Of the musical moments, The Light in the Piazza might have come off the best with the presentation of "Statues and Stories," the opening sequence of the Adam Guettel-Craig Lucas musical at Lincoln Center Theater. The musical is set in Florence Italy, where the light in the public squares stimulates its characters' minds and hearts. The sepia and marble visual world created by Tony-winning scenic designer Michael Yeargan almost pulled you into the television. Designers Catherine Zuber and Christopher Akerlind also won Tonys for Piazza, for costumes and lighting, respectively.

In the musical segment for The 25th Annual Putnam County Spelling Bee, the Rev. Al Sharpton was the guest speller (a conceit that happens nightly, with audience members recruited into the show, at Circle in the Square). Rev. Sharpton was asked to spell "dengue," an infectious tropical disease. He misspelled it and was rejected.

Awards in seven categories, plus two previously-announced Tony honors (Regional Theatre and Lifetime Achievement in the Theatre), were presented in the "pre-tel" ceremony at Radio City 7-8 PM, with clips shown during the primetime broadcast.

Lifetime Achievement recipient playwright Edward Albee mentioned his debt to his partner of 35 years, Jonathan Thomas, who died a month ago.

Spouses, partners, parents and more were thanked all evening.

Cherry Jones, when taking her Best Actress (Play) award for Doubt referenced her "Laura Wingfield" from the stage. Her partner is Sarah Paulson, of Broadway's The Glass Menagerie.

Dan Fogler, winner in the Best Featured Actor (Musical) category for The 25th Annual Putnam County Spelling Bee, thanked his folks for "the DNA." Fogler, who plays a respiratory-challenged kid William Barfee in Spelling Bee, added, "In the words of Mr. William Morris Barfee, 'My whole life, I have only been able to breathe through one nostril. And today... is no exception!' Thank you."

Adriane Lenox, Doubt's Best Featured Actress (Play) winner, thanked her vocal family from Memphis, who all seemed to be on a corner of the cavernous Radio City.

Making fun of his unlikely name, Norbert Leo Butz, Best Actor (Musical) winner for Dirty Rotten Scoundrels, thanked his parents — including his father Norbert Sr. — who were also at Radio City.
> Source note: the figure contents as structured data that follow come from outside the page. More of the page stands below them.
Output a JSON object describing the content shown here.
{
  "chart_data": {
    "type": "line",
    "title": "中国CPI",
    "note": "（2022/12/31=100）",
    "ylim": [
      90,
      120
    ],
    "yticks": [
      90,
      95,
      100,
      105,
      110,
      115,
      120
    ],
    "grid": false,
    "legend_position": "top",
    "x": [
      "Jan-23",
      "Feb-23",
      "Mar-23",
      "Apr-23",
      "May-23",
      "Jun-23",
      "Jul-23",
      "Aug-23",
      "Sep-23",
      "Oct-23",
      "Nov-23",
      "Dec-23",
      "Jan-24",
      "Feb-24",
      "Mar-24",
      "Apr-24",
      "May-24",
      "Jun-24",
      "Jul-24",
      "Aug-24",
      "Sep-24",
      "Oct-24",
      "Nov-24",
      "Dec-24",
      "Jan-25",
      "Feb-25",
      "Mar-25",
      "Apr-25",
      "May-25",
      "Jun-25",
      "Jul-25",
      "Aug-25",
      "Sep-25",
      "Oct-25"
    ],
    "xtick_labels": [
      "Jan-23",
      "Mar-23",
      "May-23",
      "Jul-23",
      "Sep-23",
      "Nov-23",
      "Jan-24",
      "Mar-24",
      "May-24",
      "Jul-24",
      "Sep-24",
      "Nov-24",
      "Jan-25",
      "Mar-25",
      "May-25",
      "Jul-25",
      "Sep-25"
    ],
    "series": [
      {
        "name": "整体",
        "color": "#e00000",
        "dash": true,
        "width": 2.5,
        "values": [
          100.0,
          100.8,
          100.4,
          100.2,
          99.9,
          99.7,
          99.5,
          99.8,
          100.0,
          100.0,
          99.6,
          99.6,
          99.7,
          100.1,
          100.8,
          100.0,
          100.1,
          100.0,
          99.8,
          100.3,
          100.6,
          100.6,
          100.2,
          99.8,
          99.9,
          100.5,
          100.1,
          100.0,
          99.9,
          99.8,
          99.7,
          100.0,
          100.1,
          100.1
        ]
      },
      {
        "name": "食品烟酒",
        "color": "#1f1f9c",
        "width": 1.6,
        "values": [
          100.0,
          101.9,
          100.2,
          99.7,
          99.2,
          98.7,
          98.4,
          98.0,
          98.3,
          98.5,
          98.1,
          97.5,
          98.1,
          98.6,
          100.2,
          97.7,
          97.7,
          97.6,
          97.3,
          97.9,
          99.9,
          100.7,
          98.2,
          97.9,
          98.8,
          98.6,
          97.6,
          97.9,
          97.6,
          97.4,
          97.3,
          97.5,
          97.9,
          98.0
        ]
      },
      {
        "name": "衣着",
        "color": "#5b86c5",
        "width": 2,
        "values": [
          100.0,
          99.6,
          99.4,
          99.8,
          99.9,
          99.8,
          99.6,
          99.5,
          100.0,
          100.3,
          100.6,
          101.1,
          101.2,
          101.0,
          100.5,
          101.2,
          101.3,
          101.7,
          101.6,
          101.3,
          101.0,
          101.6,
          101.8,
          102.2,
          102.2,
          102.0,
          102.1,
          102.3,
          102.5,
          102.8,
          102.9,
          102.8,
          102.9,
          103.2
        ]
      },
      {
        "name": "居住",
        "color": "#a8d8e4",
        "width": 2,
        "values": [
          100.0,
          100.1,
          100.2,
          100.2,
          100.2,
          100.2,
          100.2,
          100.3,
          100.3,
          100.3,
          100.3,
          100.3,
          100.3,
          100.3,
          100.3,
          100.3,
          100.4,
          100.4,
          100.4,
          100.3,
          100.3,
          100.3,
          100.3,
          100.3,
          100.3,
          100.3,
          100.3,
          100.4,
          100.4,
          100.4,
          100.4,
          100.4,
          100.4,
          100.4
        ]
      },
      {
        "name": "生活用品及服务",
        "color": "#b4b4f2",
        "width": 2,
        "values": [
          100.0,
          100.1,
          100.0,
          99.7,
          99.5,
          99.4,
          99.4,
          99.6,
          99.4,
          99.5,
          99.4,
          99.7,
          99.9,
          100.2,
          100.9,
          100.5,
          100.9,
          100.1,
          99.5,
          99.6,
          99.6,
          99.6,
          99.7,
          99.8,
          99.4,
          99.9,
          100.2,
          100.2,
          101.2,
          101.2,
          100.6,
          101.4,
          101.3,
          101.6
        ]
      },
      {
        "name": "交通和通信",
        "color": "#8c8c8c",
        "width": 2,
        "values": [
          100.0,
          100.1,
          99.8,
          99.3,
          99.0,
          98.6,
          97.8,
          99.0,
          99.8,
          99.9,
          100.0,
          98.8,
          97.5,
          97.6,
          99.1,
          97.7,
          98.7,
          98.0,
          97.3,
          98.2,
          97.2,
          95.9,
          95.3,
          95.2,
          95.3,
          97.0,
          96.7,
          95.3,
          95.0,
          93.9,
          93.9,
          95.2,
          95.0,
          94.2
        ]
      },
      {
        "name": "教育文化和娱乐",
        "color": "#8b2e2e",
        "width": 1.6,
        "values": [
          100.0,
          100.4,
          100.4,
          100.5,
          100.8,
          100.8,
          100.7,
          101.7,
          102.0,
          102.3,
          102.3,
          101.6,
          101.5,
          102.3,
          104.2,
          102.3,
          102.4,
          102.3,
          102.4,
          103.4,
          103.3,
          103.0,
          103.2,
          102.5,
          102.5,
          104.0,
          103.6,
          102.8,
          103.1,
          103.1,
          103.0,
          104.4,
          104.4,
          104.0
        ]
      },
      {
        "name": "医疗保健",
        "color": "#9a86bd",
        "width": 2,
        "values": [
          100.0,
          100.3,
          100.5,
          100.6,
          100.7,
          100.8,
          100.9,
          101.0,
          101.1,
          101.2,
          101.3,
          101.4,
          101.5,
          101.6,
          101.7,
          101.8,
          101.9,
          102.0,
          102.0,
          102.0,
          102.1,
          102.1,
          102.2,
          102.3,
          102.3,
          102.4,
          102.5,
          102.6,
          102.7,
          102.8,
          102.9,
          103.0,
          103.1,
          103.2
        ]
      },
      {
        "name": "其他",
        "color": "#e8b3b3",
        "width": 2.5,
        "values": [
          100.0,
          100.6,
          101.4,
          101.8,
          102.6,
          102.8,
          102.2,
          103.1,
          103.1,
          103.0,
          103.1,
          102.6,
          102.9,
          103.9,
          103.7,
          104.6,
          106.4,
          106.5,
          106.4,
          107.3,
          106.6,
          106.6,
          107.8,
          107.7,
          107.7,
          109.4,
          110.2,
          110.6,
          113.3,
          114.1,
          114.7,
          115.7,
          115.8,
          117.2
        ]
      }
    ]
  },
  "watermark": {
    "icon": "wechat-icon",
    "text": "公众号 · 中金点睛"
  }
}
Butz also acknowledged the importance of regional theatre, where Dirty Rotten got its tryout in fall 2004 (it started at the Old Globe in San Diego).

"Support regional theatre around the country!" he exclaimed.

Best Score composer-lyricist Adam Guettel, the grandson of Richard Rodgers, also thanked the regional not-for-profits that helped nurture Piazza: Seattle's Intiman, Chicago's Goodman, Utah's Sundance.

The evening opened with Billy Crystal, a frequent Academy Awards host, playfully assuming the host duties of the Tonys before Jackman stepped in to relieve him. After all, Jackman is a Tony winner for The Boy From Oz.

By the evening's end, Crystal and his wife Janice were also Tony winners for producing Crystal's solo turn in 700 Sundays (to June 12), the Best Special Theatrical Event.

"We are a 'special event,'" Crystal said in his acceptance speech. "I thought we were a really good play. There are a lot of people we have to thank who couldn't be nominated because of the way that event is listed on the nomination form, [including] Des McAnuff, who directed this show. 'Events' are directed."

Crystal also thanked his pal, writer Alan Zweibel, "who still continues to give material; we are closing in a week and we are still writing to make this show better. That's the kind of friend he is and also a wonderful writer."

There were at least two censored moments in the broadcast. In "Great Big Stuff" from Dirty Rotten Scoundrels, CBS wouldn't let con man Freddy's fantasy wish for "hummers in my Hummer" pass. (Depending where you live, a hummer is a cocktail of Kahlua and ice cream, or rum and ice cream, although that's probably not what songwriter David Yazbek had in mind for the salacious Freddy.)

When talking about her late friend Fred Ebb, Chita Rivera mistakenly said Ebb and composer John Kander had died in the past year, and was bleeped out when she reacted to the flub. Rivera was so used to mentioning Ebb and Kander in the same breath that she couldn't break the habit.

Legends are allowed to flub now and then. It makes you aware that the theatre is live — and alive.